Parfois, je lui écris simplement que je l'aime, comme s'il était en voyage. Parfois, je lui demande comment faire ceci ou cela, comme s'il allait me répondre. J'insère dans mon texte des photos, de la maison où nous avons été si heureux, de la famille qui s'agrandie, un pêle-mêle de lui enfant et ado, des poèmes, des paroles de chansons... Parfois, je sens très nettement qu'il me guide, sans pour autant le sentir au dessus de mon épaule; j'aimerais bien, mais non. En Ange Gardien, j'ai du mal à l'imaginer! Non, c'est un outil que je cherche, et ... un outil que je trouve dans un endroit incongru, c'est un appel au secours et une réponse par le biais d'un rayon de soleil, une plume d'oiseau... que sais-je, tous ses messages sont tellement bienvenus!

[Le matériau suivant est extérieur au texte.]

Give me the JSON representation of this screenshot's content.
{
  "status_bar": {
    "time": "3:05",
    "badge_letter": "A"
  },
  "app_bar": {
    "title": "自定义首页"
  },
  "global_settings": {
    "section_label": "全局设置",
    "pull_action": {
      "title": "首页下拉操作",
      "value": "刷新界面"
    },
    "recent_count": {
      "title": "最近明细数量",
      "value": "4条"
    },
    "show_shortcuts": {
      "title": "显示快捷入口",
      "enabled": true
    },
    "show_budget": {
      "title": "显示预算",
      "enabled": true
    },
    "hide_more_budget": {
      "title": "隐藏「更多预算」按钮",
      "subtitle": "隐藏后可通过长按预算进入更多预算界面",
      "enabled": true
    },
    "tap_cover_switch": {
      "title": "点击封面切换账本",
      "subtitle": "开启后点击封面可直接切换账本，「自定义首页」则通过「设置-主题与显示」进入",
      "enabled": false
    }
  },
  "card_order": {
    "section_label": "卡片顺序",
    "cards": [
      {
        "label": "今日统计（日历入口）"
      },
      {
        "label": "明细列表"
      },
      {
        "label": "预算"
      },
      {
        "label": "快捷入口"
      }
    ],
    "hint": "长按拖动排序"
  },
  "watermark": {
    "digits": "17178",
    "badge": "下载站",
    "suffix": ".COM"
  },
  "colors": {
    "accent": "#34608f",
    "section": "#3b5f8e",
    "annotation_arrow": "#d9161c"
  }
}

Je parle beaucoup de lui autour de moi, et souvent je parle de lui encore au présent. J'aime qu'il fasse partie de nos conversations, qu'il existe encore par des riens, une bougie que j'allume dès le matin, certains de ses vêtements que je porte... Je n'en fais pas un héros, ni une idole, c'est l'homme que j'aime et je le garde avec moi, autour de moi, en moi.
Chaque jour j'apprends. Je pleure toujours, je cris parfois, je maudis la terre entière, je me recroqueville dans un coin de notre lit, maintenant bien trop grand. Et puis je m'endors épuisée. Et au matin, je repars, un pied après l'autre et encore un.

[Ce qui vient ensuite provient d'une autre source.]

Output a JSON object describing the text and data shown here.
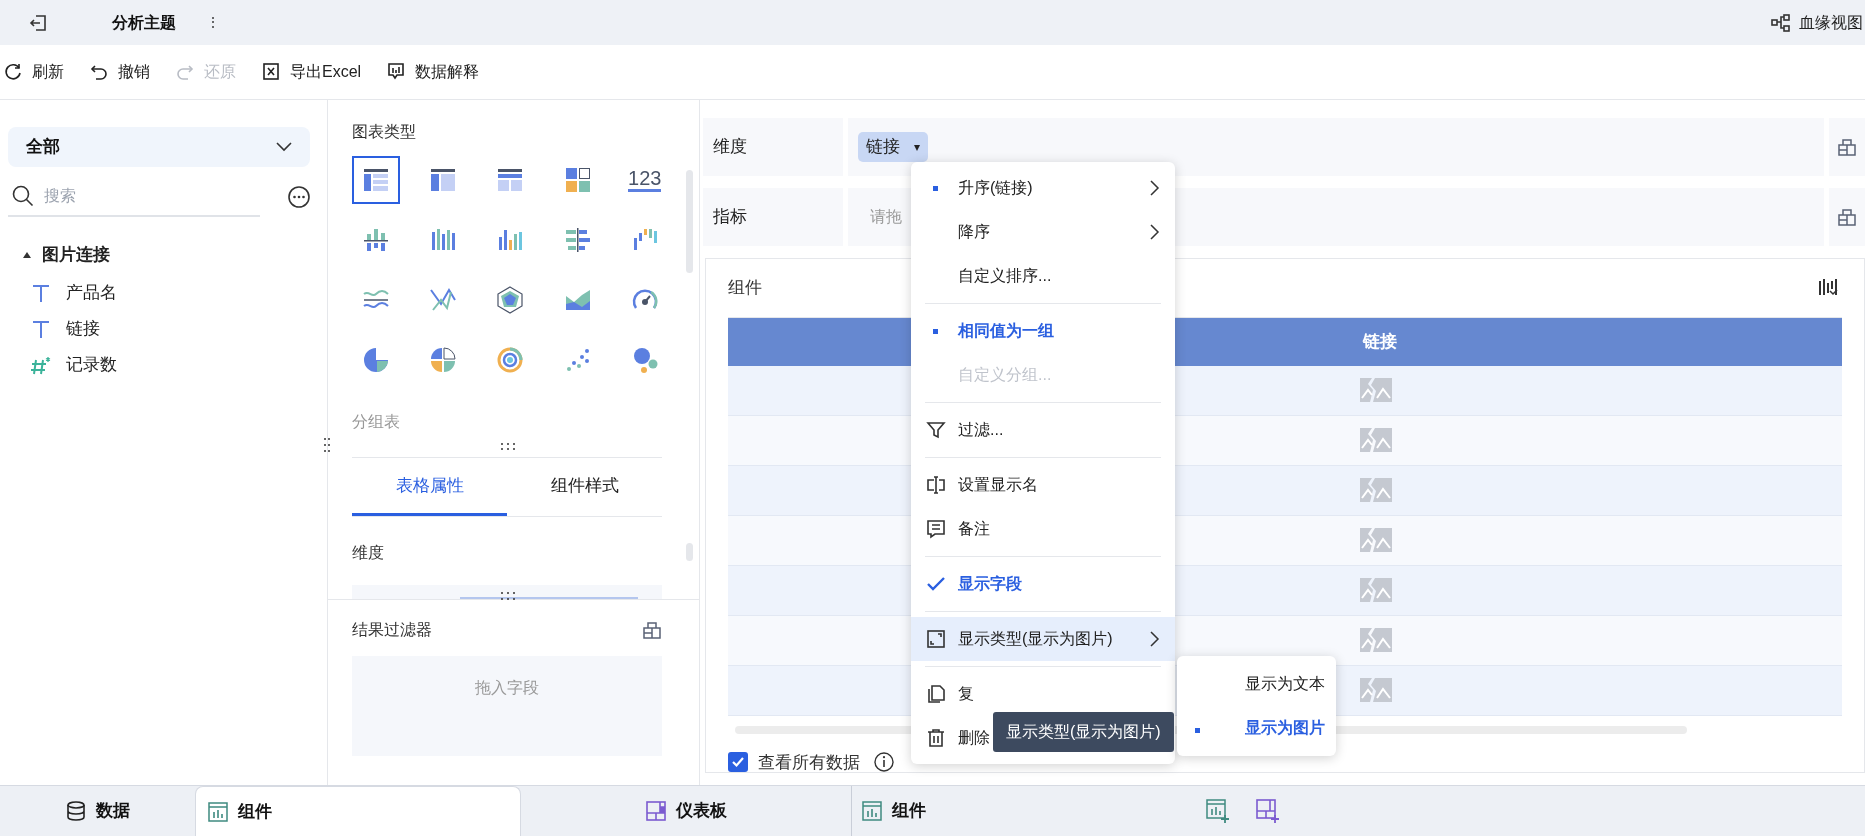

Je ne veux pas penser à l'avenir. Sans lui, cela me semble insurmontable. Le présent est déjà si dur à vivre.
Oui, c'est un combat quotidien. 15 mois et 10 jours que je lutte. Déjà. Seulement.

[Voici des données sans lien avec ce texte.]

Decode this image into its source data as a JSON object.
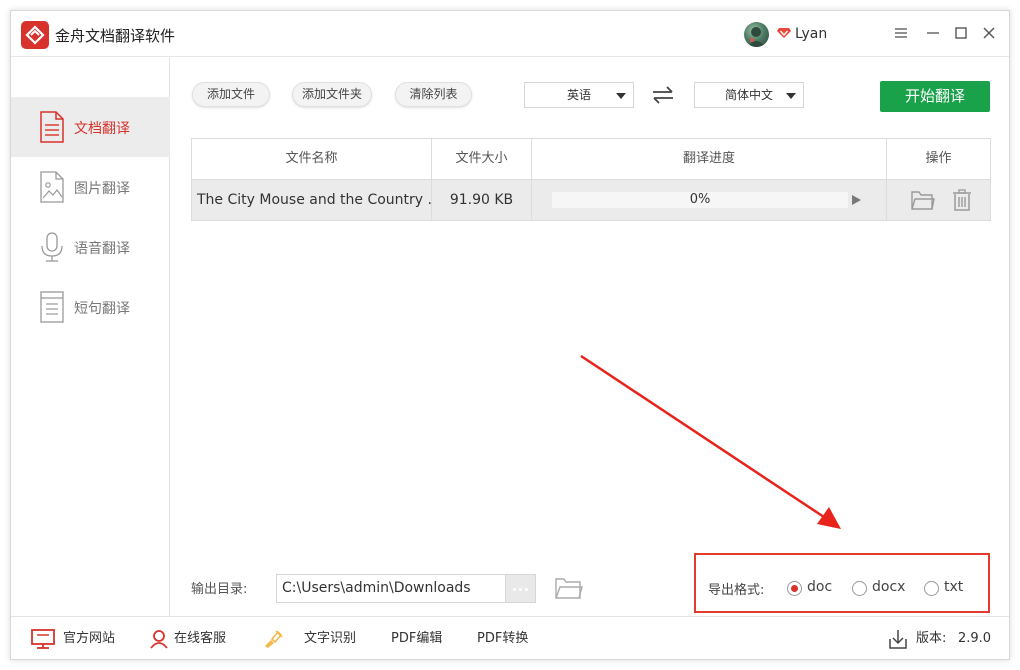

Et demain est un autre jour.
Nous n'avons pas pu avoir d'enfant. J'aurais tant voulu avoir un petit "Pierre" miniature, pour lui raconter son père. Mais je continue, aussi parce qu'il y a plein de personnes comme moi et de savoir que je ne suis pas seule me donne du courage.
Il parait que peu à peu les périodes "positives" l'emportent sur les moments de désespoir. Si on le dit...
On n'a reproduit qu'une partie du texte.